PII-Scope: A Benchmark for Training Data PII Leakage Assessment in LLMs

URL: http://arxiv.org/abs/2410.06704v1
Date: Wed, 9 Oct 2024 09:16:25 GMT
Title: PII-Scope: A Benchmark for Training Data PII Leakage Assessment in LLMs
Authors: Krishna Kanth Nakka, Ahmed Frikha, Ricardo Mendes, Xue Jiang, Xuebing Zhou,
Abstract summary: We introduce PII-Scope, a comprehensive benchmark designed to evaluate state-of-the-art methodologies for PII extraction attacks targeting LLMs. We extend our study to more realistic attack scenarios, exploring PII attacks that employ advanced adversarial strategies.
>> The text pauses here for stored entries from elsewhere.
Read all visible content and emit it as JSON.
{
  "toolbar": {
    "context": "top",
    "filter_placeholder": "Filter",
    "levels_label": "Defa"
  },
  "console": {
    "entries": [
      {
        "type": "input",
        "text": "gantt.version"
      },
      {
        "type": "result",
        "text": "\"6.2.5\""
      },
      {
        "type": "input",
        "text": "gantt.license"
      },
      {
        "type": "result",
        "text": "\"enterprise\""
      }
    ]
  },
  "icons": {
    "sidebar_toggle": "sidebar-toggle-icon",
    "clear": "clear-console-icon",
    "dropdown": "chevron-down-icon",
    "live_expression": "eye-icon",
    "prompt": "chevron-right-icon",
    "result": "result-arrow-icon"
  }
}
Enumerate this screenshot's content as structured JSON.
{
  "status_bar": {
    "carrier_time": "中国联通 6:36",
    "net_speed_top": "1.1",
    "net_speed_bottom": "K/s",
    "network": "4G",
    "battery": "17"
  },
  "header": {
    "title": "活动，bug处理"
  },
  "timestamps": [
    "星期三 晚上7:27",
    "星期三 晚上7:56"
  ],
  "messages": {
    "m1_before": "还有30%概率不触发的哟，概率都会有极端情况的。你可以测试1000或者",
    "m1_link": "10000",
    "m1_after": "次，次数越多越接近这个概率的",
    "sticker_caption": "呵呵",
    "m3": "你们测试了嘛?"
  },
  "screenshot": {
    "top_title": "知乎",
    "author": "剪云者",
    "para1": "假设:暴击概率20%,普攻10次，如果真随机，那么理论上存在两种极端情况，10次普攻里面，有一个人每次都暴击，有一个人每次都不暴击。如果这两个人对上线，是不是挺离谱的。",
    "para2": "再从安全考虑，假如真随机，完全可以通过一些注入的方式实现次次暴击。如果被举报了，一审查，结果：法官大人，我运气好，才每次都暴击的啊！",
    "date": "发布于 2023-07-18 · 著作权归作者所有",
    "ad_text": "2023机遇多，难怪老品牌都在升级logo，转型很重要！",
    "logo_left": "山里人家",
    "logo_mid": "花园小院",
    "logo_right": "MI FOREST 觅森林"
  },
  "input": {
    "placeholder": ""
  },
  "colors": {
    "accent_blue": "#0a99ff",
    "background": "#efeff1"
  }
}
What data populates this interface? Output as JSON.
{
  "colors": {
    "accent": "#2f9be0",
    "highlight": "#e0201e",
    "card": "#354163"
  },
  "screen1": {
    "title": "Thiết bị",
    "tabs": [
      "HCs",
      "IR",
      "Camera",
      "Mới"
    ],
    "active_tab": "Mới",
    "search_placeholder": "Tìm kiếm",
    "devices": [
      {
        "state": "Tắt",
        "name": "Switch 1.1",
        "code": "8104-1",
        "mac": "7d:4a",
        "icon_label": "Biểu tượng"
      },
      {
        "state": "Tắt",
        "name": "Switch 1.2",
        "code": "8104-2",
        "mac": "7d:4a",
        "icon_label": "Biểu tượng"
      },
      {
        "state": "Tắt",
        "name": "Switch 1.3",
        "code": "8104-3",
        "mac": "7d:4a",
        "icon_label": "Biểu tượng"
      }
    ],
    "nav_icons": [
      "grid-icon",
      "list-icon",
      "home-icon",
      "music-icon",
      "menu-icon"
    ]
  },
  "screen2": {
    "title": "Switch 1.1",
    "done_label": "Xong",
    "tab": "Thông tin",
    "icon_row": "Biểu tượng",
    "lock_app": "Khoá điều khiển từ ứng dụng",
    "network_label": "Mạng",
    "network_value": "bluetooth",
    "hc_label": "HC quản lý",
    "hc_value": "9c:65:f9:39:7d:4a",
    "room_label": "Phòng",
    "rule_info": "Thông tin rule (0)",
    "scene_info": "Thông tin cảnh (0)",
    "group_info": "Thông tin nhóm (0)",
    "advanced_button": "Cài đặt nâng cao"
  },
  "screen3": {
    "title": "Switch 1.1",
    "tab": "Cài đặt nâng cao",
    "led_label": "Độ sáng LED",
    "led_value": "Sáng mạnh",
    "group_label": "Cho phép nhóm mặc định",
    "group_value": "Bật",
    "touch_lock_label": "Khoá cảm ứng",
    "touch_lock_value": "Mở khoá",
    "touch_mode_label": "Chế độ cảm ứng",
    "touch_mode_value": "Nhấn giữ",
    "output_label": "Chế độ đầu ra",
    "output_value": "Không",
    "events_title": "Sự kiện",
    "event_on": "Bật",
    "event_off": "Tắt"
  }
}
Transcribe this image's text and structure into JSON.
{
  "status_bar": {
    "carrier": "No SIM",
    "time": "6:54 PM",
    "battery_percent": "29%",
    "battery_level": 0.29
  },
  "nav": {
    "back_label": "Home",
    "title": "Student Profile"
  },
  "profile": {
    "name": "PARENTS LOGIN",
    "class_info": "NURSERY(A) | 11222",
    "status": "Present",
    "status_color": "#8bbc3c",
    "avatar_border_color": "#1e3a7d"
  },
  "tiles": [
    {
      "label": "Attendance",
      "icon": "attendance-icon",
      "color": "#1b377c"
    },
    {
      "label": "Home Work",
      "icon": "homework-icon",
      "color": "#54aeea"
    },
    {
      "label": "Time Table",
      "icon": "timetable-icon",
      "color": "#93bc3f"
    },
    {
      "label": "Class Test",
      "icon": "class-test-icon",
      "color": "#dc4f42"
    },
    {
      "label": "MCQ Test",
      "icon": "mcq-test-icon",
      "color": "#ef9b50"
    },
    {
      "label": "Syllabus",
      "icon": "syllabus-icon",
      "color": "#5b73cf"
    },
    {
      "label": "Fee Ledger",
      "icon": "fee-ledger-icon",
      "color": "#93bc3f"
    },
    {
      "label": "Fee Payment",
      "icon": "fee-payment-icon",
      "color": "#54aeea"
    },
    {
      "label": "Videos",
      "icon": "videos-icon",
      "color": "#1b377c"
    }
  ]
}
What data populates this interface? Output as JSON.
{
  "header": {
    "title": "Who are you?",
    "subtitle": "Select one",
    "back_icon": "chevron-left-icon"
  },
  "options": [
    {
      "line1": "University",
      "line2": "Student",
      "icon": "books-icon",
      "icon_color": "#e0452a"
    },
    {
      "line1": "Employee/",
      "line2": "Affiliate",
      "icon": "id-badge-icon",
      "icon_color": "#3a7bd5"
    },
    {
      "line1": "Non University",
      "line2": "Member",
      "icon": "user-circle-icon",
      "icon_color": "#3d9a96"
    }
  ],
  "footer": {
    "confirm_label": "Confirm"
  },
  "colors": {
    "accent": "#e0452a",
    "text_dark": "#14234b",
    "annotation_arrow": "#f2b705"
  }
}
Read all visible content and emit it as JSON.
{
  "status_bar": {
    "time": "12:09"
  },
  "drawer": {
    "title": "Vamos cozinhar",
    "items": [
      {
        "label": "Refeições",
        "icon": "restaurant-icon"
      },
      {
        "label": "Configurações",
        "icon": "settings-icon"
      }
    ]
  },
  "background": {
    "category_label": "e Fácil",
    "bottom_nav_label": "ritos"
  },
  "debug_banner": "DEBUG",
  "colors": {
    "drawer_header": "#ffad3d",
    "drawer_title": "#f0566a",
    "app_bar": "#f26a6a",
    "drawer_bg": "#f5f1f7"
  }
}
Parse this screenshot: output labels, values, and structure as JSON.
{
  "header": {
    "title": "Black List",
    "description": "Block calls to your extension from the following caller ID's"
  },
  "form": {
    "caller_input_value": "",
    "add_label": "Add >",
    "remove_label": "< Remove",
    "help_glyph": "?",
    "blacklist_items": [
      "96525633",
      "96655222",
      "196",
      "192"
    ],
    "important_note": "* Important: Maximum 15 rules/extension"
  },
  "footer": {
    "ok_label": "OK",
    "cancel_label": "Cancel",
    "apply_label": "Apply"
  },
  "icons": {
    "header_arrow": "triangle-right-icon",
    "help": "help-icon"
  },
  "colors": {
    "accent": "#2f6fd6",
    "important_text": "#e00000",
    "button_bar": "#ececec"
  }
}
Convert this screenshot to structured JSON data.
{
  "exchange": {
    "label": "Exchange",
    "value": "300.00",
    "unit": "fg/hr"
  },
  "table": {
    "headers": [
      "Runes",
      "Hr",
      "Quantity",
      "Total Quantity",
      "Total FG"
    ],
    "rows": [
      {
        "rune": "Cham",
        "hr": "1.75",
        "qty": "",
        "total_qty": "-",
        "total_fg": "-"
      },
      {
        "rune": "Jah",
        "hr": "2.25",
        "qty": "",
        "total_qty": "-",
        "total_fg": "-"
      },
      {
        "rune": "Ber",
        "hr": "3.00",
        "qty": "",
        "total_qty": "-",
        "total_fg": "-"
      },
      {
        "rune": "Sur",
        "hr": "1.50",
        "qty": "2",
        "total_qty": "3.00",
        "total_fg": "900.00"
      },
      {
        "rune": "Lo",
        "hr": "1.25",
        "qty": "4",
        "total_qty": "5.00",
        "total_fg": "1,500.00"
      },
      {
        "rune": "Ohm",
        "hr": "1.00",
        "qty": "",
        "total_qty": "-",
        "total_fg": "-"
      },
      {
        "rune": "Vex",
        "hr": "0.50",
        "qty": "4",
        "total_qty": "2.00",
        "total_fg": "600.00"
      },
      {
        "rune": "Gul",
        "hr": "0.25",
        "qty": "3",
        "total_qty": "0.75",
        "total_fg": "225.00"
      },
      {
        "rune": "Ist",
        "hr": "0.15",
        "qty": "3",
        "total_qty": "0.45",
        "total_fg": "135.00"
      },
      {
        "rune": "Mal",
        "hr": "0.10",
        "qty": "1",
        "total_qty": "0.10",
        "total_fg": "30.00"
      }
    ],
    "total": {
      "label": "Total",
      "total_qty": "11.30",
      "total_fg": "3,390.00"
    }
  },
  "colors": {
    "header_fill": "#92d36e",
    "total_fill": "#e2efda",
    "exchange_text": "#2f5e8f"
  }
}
We show that with sophisticated adversarial capabilities and a limited query budget, PII extraction rates can increase by up to fivefold when targeting the pretrained model.
Score: 8.98944128441731
License: http://arxiv.org/licenses/nonexclusive-distrib/1.0/
Abstract: In this work, we introduce PII-Scope, a comprehensive benchmark designed to evaluate state-of-the-art methodologies for PII extraction attacks targeting LLMs across diverse threat settings. Our study provides a deeper understanding of these attacks by uncovering several hyperparameters (e.g., demonstration selection) crucial to their effectiveness. Building on this understanding, we extend our study to more realistic attack scenarios, exploring PII attacks that employ advanced adversarial strategies, including repeated and diverse querying, and leveraging iterative learning for continual PII extraction. Through extensive experimentation, our results reveal a notable underestimation of PII leakage in existing single-query attacks. In fact, we show that with sophisticated adversarial capabilities and a limited query budget, PII extraction rates can increase by up to fivefold when targeting the pretrained model. Moreover, we evaluate PII leakage on finetuned models, showing that they are more vulnerable to leakage than pretrained models. Overall, our work establishes a rigorous empirical benchmark for PII extraction attacks in realistic threat scenarios and provides a strong foundation for developing effective mitigation strategies.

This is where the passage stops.